Esasında stratejik ortaklık hedefe ulaşılınca tükenen bir yapı içindedir. Böylece biz hiçbir zaman Amerika ile “dostuz” ifadesini rahatlıkla kullanamadık. Yani karşılıklı çıkarlar elde edilince bitecek bir işbirliğinden iki tarafta yıllarca bahsetti. “Ya yeni stratejik ortaklıklar geliştirilmeli ya da yeni stratejik ortaklar aynı hedefler üzerinde seçilmedir”.
Elbette Türkiye aleyhine gündeme sokulan belgeler sadece Erdoğan’ı yıpratma girişimleri değildir. Maalesef ülkemizin iç siyasi dinamikleri bu süreci böyle okumaktadır. Kemal Kılıçtaroğlu adeta arayıp da bulamadığı belgelerin wikileakstan çıktığını görünce yine sahte delikanlılığa bürünerek Erdoğan’a hitaben “getir İsviçre bankalarından temiz kâğıdını” ifadesini kullanacak kadar zayıf bir irade ortaya koydu.

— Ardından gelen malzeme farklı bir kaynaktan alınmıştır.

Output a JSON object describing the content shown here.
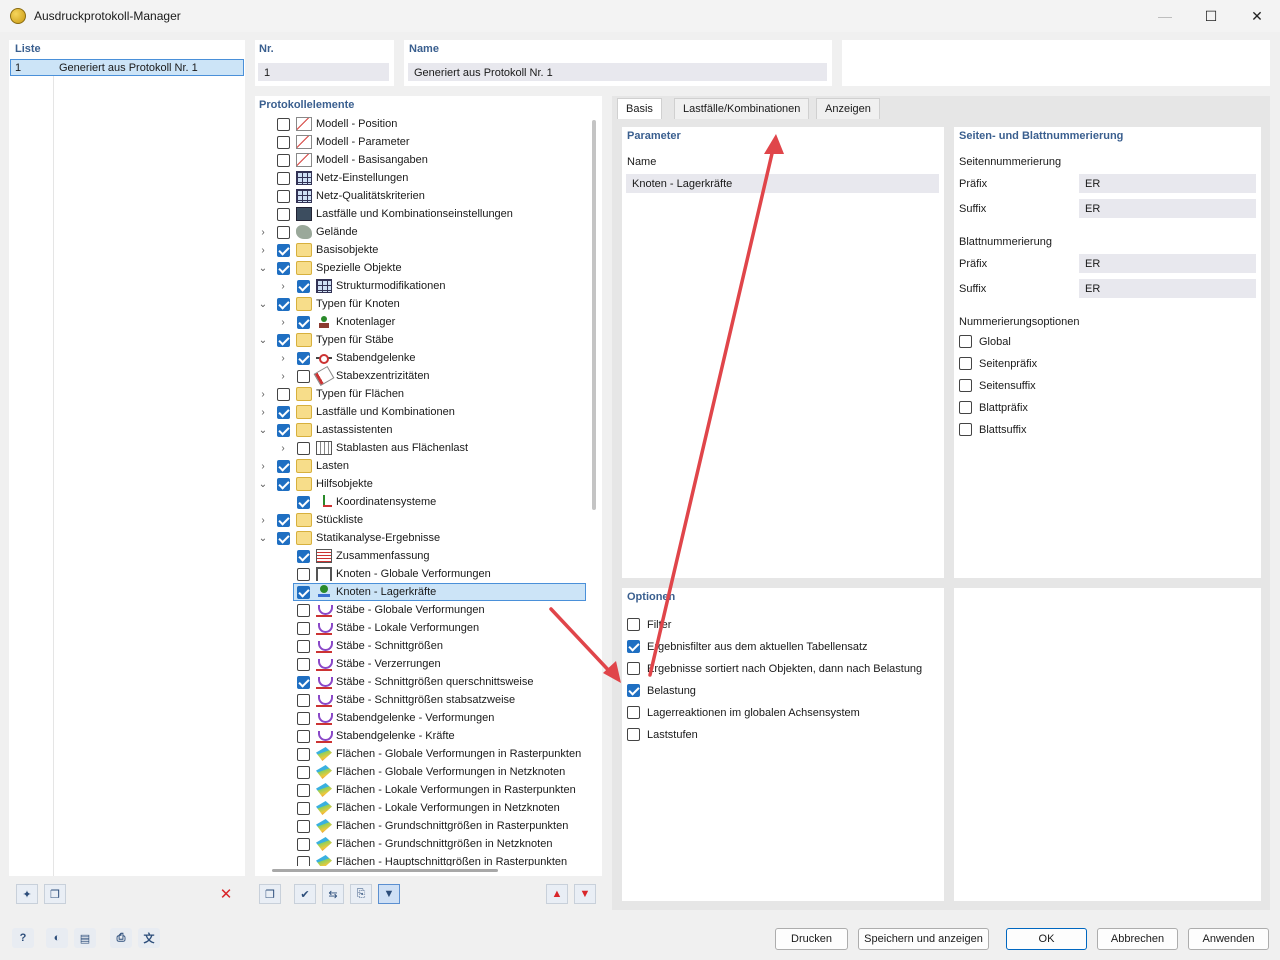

Erdoğan’ı yıpratma girişimleri aslında Türkiye’nin 2012’den itibaren dünya siyasetini net bir şekilde yönlendirmesinin kaygılarıdır. Belki de dünya devletleri de ülkemizdeki yetersiz muhalefetin artık Ak Parti hükümetlerinin yaptığı çalışmaları ve politikaları taşıyacak güçte olmadığını çoktan görmüştür. En azından ülkemizi yeni bir koalisyon hükümetine devrederek ülkemizin dünya sahnesindeki hızlı çıkışını frenlemek ve yeniden boynu çekilen bir ülke oluşturmak eğiliminde içindedirler.
Artık Erdoğan’ı seven ve sevmeyen herkesin şunu anlaması gerekmektedir: Ya Erdoğan’dan daha fazlasını yapmalı ya da kuru iftira ve belgeler ile suyu bulandırmaya çalışmamalıdır. Zira Erdoğan’ın bulanık suda ne kadar da hünerli bir şekilde balık avladığını av ola ola fark edememiş olmamaları içler acısıdır.
Önceki hafta Fas dönüşü uçakta yan koltuğumda oturan Gineli bir genç kız elimdeki dergide Erdoğan’ın resmini görünce bana “Your President; He’s Perfect” (Başbakanınız Kusursuz birisidir) dedi.  Artık haritada bile yerini bilmediğimiz ülkelerin 21 yaşındaki gençleri dahi Erdoğan’ı tanıyorken Türkiye sınırları içinde Erdoğan’ı ve dolayısıyla da onun Türkiye ve dünya siyasetini tanıyamayanlara üzülüyorum.
Wikileaks Türkiye’nin hızını kesme ve başta komşuları ile diğer Ortadoğu ülkeleri ile arasını yeniden açma operasyonunu içinde barındıran sistemli bir çalışmadır. Ama sevinerek belirtmek isterim ki ülkemiz bu küresel yıpratma kampanyasından da oldukça başarılı çıkacaktır. Zira Sayın Gül konuyla ilgili olarak “Herkes açıklamalarında çok dikkatli olmalıdır” diyerek içine düşmemiz istenen tuzağın fark edildiğini ve Türkiye’nin bu engeli de aşacağını belirtmiştir. Artık 2012’yi sabırsızlıkla bekleyebiliriz.